Ce n’est pas un hasard si les métiers comme la mode et le design, fondés sur la production immatérielle, sont des secteurs avec un degré de précarité incroyablement haut. Dans le capitalisme, l’organisation du travail est dépendante des modalités d’organisation de la production. Dans l’usine automobile ou de production textile, la précarité reste faible en comparaison des métiers centrés sur l’image et la communication, car la production industrielle nécessite continuité, stabilité et rigidité plutôt que flexibilité. Les machines utilisées sont rigides, car adaptées au produit final. Mais avec le capitalisme cognitif et la production de savoirs, la nouvelle machine, c’est le cerveau, et le cerveau est très flexible : il n’y a rien de plus dynamique que le langage. Si les technologies ne sont plus mécaniques et répétitives, mais deviennent des technologies de communication et de langage, alors toute la modulation et l’organisation du travail suit, et la précarité – l’élasticité – règne.

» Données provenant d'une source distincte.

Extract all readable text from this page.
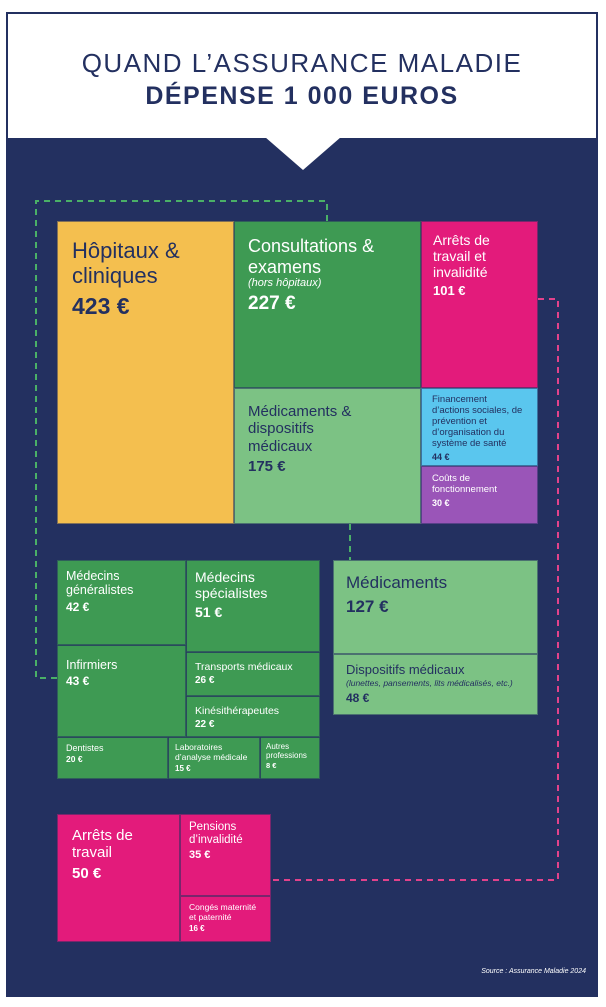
QUAND L’ASSURANCE MALADIE
DÉPENSE 1 000 EUROS
Hôpitaux & cliniques
423 €
Consultations & examens
(hors hôpitaux)
227 €
Médicaments & dispositifs médicaux
175 €
Arrêts de travail et invalidité
101 €
Financement d’actions sociales, de prévention et d’organisation du système de santé
44 €
Coûts de fonctionnement
30 €
Médecins généralistes
42 €
Médecins spécialistes
51 €
Infirmiers
43 €
Transports médicaux
26 €
Kinésithérapeutes
22 €
Dentistes
20 €
Laboratoires d’analyse médicale
15 €
Autres professions
8 €
Médicaments
127 €
Dispositifs médicaux
(lunettes, pansements, lits médicalisés, etc.)
48 €
Arrêts de travail
50 €
Pensions d’invalidité
35 €
Congés maternité et paternité
16 €
Source : Assurance Maladie 2024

Par conséquent, le travail dans les services est précaire : freelances, contrats de travail précaires, contrats d’apprentissage, stages. En Italie, il y a plus de quarante formes de contrats de travail. La moitié d’entre eux concernent le travail subordonné (l’équivalent des CDD ou CDI en France). Mais l’autre moitié concerne toutes ces formes de travail qu’on appelle ici de “collaboration occasionnelle ou continue”, où le travailleur est formellement indépendant, non-salarié. Il est payé quand le travail est terminé, comme un artiste, mais il reste subordonné à celui qui passe la commande : au final, tu n’es ni artiste ni indépendant – tu exécutes simplement la commande.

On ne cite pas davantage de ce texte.